Invalid certificate at Xstreet SL forums

Anyone else getting invalid certificate warnings when trying to access the forums at Xstreet SL?

My browser goes through a exception granting process involving a message that says "Legitimate banks, stores, and other public sites will not ask you to do this."

Not the best welcome for first time users.

Nope not getting that. What browser are you using?

Flock 2, which is based on Firefox 3.

I might have turned up some security setting by mistake, but, I suspect this might have something to do with certificates actually being for slexchange not being updated to xstreet.

It doesn't really matter if it is invalid, look at the url in your address bar, is it xstreetsl's url? Thats enough verification right there

There are two uses for those certificates:

1: prove the website is not just some fake scam site. Fortunatly you already know this becuase you know the url should be www.xstreetsl.com

2: Encrypt your connection over https. Again fortunatly it does not need to be a valid citificute to do this.


So don't worry, you are safe.

I got that once. The bios of my computer had somehow turned it's date to January 2003 or something like that. Gave me all sorts of certificate errors with several websites. Changing the date fixed it for me.

Rubbish. There are DNS attacks that can intercept the mapping of the domain name (xtreetsl.com in this case) and make it appear you've accessed the intended web server when you haven't. The URL is not enough verification if you're doing anything involving money or sensitive items.

Anyone can get a certificate. The certificate won't prove it's not a scam. (But look at extended validation certificates, which produce a green bar in Firefox and IE7, and which will provide more security against scams.)

Interesting I got one of those recently not sure where I use mozilla.
I never understood what they are.
Or what unsafe site is when my computer tells me I can't access a site because it is unsafe.
Certificates I tend to ignore but I wouldn't do money transactions with one nor one that isn't https.

Flock 2 here and works fine for me.

A certificate is essentially a public key along with some identifying information, all of which has been signed, usually by a third party. How do you know the signature is valid? You use the public key of the third party. How did you get the third party's public key? From their certificate. How far does this process go? It can go very deep, but usually no more than two or three. How does this process end? A handful of third party public keys are built into the popular web browsers (and other products that use SSL) - which is why you need to make sure you only get your browsers from secure sites or from reliable CDs.

Anybody can create a public key/private key pair. Anybody can create a certificate and sign it with their own private key, hence the term "self-signed certificate". This certificate can be used for SLL encryption (i.e., https), but doesn't tell you anything securely reliable about the person at the other end. Hence you'll get a warning for those. Don't use these for anything of value unless you have some other verification of the person at the other end and of the certificate.

Since anyone can create this, it's possible for one person to create two or more such pairs, two or more certificates, and set up their own signature chain. Instead of producing a "self-signed" warning, this will produce an "unrecognized signature authority" warning.

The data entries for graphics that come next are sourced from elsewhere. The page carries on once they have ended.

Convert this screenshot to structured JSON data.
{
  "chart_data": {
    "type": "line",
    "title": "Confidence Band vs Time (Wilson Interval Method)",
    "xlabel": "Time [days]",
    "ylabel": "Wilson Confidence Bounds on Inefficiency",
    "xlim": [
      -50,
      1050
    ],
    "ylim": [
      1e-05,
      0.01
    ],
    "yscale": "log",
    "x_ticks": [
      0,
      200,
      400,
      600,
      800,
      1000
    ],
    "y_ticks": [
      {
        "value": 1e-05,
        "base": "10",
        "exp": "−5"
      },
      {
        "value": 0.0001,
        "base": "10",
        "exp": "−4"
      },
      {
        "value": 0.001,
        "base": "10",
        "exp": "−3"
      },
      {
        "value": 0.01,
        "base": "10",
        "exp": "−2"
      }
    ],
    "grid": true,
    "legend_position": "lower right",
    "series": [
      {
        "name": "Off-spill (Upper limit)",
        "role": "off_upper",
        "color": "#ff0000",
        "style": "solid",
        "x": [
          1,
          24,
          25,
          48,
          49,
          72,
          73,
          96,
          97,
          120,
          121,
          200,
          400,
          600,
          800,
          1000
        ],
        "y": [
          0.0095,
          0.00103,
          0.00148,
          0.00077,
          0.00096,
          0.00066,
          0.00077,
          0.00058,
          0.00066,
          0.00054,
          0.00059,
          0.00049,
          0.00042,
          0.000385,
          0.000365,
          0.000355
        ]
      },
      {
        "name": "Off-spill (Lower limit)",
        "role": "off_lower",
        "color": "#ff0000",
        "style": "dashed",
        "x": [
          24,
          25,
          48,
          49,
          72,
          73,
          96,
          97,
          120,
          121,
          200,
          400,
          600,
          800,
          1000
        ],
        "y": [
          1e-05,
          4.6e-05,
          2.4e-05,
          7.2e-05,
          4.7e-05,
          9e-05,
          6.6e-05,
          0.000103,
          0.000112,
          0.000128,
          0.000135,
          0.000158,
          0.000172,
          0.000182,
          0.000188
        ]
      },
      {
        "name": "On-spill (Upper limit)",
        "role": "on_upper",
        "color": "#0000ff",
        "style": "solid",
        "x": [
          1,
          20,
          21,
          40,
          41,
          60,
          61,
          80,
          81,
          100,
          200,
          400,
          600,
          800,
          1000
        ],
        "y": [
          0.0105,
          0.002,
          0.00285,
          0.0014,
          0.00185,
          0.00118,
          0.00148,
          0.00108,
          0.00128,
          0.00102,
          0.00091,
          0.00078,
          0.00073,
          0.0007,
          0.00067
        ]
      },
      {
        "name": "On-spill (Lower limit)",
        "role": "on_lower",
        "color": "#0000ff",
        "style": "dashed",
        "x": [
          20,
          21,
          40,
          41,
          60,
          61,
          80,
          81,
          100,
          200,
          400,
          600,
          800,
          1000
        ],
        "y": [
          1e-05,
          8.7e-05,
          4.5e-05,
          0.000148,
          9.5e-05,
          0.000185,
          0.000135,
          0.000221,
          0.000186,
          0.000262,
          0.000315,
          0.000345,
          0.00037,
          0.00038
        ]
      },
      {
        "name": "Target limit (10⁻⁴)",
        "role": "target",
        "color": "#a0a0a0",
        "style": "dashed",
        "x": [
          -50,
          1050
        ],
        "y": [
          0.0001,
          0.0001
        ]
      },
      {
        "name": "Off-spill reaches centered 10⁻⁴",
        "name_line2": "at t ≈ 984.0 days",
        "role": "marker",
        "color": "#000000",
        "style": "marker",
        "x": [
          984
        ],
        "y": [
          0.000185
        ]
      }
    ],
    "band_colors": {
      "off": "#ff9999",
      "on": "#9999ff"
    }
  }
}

The same caveat about using these applies.

Certificates have start and end dates, hence warnings about expired certificates. If they're only a day or two out of date, I'll usually accept them - but they strongly erode my confidence in the owner's ability to manage their own security. If they're quite out of date, I'll complain and avoid using it unless I have some other compelling reason.

Certificates are assigned to specific URL patterns. If you get a certificate from a site that doesn't match the URL you used, it could be that the owner didn't configure the certificate correctly when they bought it, or that they didn't configure their web site correctly. If you get a warning that says "the certificate belongs to www.example.com but the domain is example.com", the best thing to do is to reenter the site using the 'www.' (and complain - modern sites should no longer require the www. prefix). Other warnings about mismatches really need to be handled on a case by case basis. If it involves money, I wouldn't use it without independent validation. This sometimes happens at e-commerce sites running on a shoe-string budget, so it may be ok, but it's also the easiest way to scam using SSL certificates.

I'm a big fan of using 800 numbers to complain about web site insecurities. It costs the owner money to handle the 800 call, and encourages them to put more up front effort into keeping their web site secure.

Thanks Kidd, I've was always curious about why it happens and what it is the whole certificate thing but I don't use search well for some odd reason I always find stuff not relating to the search I want to find.

The Xstreet cert is not one of the self-signed ones the exception thing is supposed to catch, and it does have the right list of DNS alternates. One thing I notice is that Virtuatrade got a fresh certificate in September, could there have been an older one cached locally?

Another thing I notice sometimes is that Google results for Xstreet forums will point to a Virtuatrade IP address instead of the hostname. That might trip up the FF certificate checker, could that one apply here?